À vrai dire, si l’œil n’est pas un rappel de Sa vision, l’oreille, un rappel de Son ouïe et la langue, un rappel de Sa parole, comment ces organes peuvent-ils être autre chose que de simples bouts de chair ? Roumi dit à cet égard que :
Dieu Tout-Puissant Se décrit Lui-même comme Celui qui voit tout, afin de te mettre en garde contre le mal. Il Se décrit comme Celui qui entend tout pour t’exhorter à ne rien dire de mal, et Il Se décrit comme l’Omniscient pour te prévenir qu’Il te connaît, et donc pour t’inciter à être vigilant vis-à-vis des pensées et des préoccupations corrompues.
Roumi considère l’auto-surveillance comme un écran protecteur contre les émotions, les pensées, les passions et les actes mauvais et y voit le moyen le plus sûr d’être soucieux des droits de Dieu sur Sa créature.

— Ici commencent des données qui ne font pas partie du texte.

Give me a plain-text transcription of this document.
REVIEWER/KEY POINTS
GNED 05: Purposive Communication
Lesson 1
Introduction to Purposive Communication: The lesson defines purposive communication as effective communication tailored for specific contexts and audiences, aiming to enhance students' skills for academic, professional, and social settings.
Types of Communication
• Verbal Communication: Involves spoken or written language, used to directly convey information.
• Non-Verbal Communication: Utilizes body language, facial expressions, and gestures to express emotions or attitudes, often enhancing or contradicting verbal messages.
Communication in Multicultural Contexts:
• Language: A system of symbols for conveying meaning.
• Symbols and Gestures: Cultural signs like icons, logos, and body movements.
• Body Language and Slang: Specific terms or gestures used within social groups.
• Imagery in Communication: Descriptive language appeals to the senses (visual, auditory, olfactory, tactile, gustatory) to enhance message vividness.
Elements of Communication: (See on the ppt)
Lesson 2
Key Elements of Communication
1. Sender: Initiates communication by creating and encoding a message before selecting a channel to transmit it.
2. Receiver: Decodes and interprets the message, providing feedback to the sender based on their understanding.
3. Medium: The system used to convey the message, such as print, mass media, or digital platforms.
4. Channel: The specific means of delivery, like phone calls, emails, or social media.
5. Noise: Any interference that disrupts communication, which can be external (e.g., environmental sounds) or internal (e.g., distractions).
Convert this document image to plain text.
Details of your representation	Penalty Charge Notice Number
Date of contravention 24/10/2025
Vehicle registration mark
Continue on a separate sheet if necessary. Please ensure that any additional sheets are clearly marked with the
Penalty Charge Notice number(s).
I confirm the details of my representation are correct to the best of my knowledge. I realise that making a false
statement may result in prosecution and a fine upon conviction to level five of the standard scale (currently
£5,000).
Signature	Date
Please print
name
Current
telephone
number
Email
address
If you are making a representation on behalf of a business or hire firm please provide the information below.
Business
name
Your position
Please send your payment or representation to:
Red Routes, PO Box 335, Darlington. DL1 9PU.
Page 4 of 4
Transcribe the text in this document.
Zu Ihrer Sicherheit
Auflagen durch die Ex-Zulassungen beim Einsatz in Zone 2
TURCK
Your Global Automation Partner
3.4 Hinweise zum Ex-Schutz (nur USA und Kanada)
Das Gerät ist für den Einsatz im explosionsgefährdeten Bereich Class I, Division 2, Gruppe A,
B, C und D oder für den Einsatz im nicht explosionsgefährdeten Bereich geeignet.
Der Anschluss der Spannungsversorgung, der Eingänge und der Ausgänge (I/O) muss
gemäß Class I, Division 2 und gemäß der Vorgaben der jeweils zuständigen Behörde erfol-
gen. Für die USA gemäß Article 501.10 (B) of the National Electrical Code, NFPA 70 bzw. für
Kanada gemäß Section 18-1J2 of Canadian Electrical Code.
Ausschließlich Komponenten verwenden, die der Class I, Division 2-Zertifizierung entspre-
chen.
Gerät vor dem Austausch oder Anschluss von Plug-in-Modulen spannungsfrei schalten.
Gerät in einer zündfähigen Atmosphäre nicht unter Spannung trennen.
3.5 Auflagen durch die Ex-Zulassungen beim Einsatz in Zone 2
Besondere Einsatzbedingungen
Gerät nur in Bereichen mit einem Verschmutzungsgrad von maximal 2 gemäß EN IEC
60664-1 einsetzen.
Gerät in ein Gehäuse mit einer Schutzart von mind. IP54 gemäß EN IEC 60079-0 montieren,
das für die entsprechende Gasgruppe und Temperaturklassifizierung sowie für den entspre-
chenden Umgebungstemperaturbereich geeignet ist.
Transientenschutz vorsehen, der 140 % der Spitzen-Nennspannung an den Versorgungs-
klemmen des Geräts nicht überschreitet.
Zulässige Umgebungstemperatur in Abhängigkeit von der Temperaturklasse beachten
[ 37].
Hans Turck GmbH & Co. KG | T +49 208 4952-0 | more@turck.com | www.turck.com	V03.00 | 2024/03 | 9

La première étape de l’auto-surveillance est la soumission volontaire à la volonté divine, liée à la conviction qu’Il est partout présent et conscient de toutes nos pensées, intentions et actions : « Dieu voit parfaitement toute chose » (Al-Ahzâb/XXXIII, 52). La seconde étape consiste à se tourner vers Dieu avec un cœur apaisé et d’attendre patiemment que lui parvienne le flux des dons et des bienfaits que Dieu lui accordera. Ceci n’implique aucun attachement physique ou spirituel à un guide, ni de relation avec lui et n’exige pas la récitation régulière des noms de Dieu. Cependant, si on souhaite suivre un guide et réciter régulièrement Ses noms conformément à la sharî‘a, la chose est assurément préférable. Dans la mesure où le disciple, qu’il soit à la première ou à la seconde étape, peut agir conformément à cette tradition prophétique selon laquelle La perfection, c’est le fait d’adorer Dieu comme si tu Le voyais, car même si tu ne Le vois pas, Lui te voit , et où, se considérant comme impuissant, indigent et nécessiteux devant Dieu, il voit en Lui le seul être sur lequel repose sa confiance et la source unique de toute aide, alors il voyagera en sécurité sur le chemin de l’auto-surveillance et sera par conséquent à l’abri de la déviance. Avec le temps, ceux qui parcourent un tel chemin obtiendront la paix du cœur : ouverte aux dons de Dieu, leur conscience recevra les rayonnements de l’Unique.
Un des principaux mécanisme d’auto-surveillance est l’autocritique. Comme cette méthode permet aux croyants de prendre conscience de leurs fautes personnelles et de leurs causes, ils peuvent trouver la vérité de leur cœur et la manifester ensuite dans leur comportement. Dans cet esprit, se manifestent le sens et le mystère de la formule Le Tout-Glorifié est Celui qui me voit, sait où je suis et entend mes paroles. De telles personnes savent que la connaissance et la volonté divines les tiennent en permanence sous contrôle et, quels que soient le lieu ou les circonstances, ne cherchent que l’agrément de Dieu et essaient d’agir conformément à Sa volonté.
Note:
1. Al-Bukhârî, « Imân » 37, « Tafsîr as-Sûra » (31) 2 ; Muslim, « Imân » 1.